SAAT DOA DITITIK SEPI

Dalam keadaan normal, manusia beriman sering berkelakuan luar biasa. Juga dalam perihal doa. Seolah hendak menunjukkan bahwa kesalehan itu diukur hanya dengan doa,pakaian agamis,kata-kata santun dan rajin pergi ke gedung ibadah. Namun iman mereka belum teruji dalam ancaman maut, dalam keadaan bahwa batas antara hidup dan mati sudah tidak bisa dilukiskan kembali.

"Doa dalam keadaan sejahtera hanya sebuah drama kemunafikan. Doa dalam titik terendah kehidupan, itulah doa Sejati"

Hari itu kami harus mengunjungi sebuah tempat di sekitar kepulauan di dekat propinsi sumatra barat. Kami mesti bertarung dengan samudera Hindia yang terkenal dengan ombaknya yang ganas (hanya) dengan sebuah sampan  sangat kecil dan keadaan semakin mengerikan saat motor sampan ini mati. Pada posisi jauh, puluhan kilometer dari lepas pantai, saat perhiasan samudera Hindia bernama ombak sedang menari dengan tarian keras, pada saat itulah hidup seolah tidak merasa apapun.

Hanya diam. Diam dengan kepasrahan total. Tidak ada bayangan apapun selain diri,alam dan Sang Pencipta. Tidak ada bayangan orangtua, istri, anak apalagi rekan dan sahabat. Saat itu, diam adalah tindakan paling sempurna. Mulut terkunci untuk mengunggah doa,mata terpejam. Kata-kata sudah tiada mampu terucap karena keadaan sangat kritis. Diam dan diam yang bisa dikerjakan. Dan dalam diam itulah justru perasaan menjadi lebih menyatu dengan alam. Menyatu dengan ombak,dengan angin, dengan seluruh samudera. Dalam posisi bahwa batas antara hidup dan mati , dalam dengung ombak yang menggelora,doa dalam diam itulah tindakan sempurna.

"Doa adalah komunikasi ciptaan dengan Sang Pencipta, saat berkata, sejatinya dia sedang merampas waktu Sang Pencipta. Diam berarti memberi ruang dan waktu untuk Sang Pencipta Bersabda"

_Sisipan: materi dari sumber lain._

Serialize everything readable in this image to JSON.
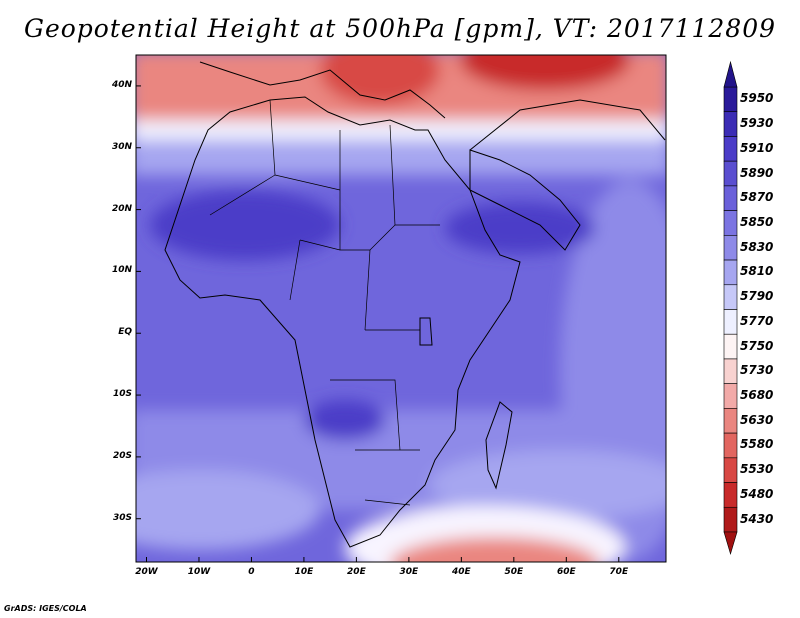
{
  "title": "Geopotential Height at 500hPa [gpm], VT: 2017112809",
  "credit": "GrADS: IGES/COLA",
  "map": {
    "lon_range": [
      -22,
      79
    ],
    "lat_range": [
      -37,
      45
    ],
    "lat_labels": [
      "40N",
      "30N",
      "20N",
      "10N",
      "EQ",
      "10S",
      "20S",
      "30S"
    ],
    "lat_values": [
      40,
      30,
      20,
      10,
      0,
      -10,
      -20,
      -30
    ],
    "lon_labels": [
      "20W",
      "10W",
      "0",
      "10E",
      "20E",
      "30E",
      "40E",
      "50E",
      "60E",
      "70E"
    ],
    "lon_values": [
      -20,
      -10,
      0,
      10,
      20,
      30,
      40,
      50,
      60,
      70
    ]
  },
  "colorbar": {
    "levels": [
      "5950",
      "5930",
      "5910",
      "5890",
      "5870",
      "5850",
      "5830",
      "5810",
      "5790",
      "5770",
      "5750",
      "5730",
      "5680",
      "5630",
      "5580",
      "5530",
      "5480",
      "5430"
    ],
    "colors": [
      "#2a1a9a",
      "#3b2cb5",
      "#4b3cc8",
      "#5a4ed0",
      "#6a60da",
      "#7b74e2",
      "#8e8ae8",
      "#a6a6f0",
      "#c6c8f8",
      "#eef0ff",
      "#fdf4f4",
      "#f8d2d0",
      "#f2aaa8",
      "#ea8680",
      "#e26660",
      "#d84844",
      "#c82a2a",
      "#b01a1a"
    ]
  }
}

Pada posisi itu kesalehan ritus tidak ada maknanya, pakaian agamis tidak berfungsi, kata-kata  santun juga tidak bermakna. Yang bermakna adalah diam dan diam. Dalam ke-diam-an itu, diri manusia sedang sangat dekat dengan Sang Pencipta. Diamlah doa yang paling sempurna. Diamlah komunikasi sejati manusia dengan Sang Pencipta, karena saat diam, justru itu sedang memberi waktu Sang Penguasa Bersabda.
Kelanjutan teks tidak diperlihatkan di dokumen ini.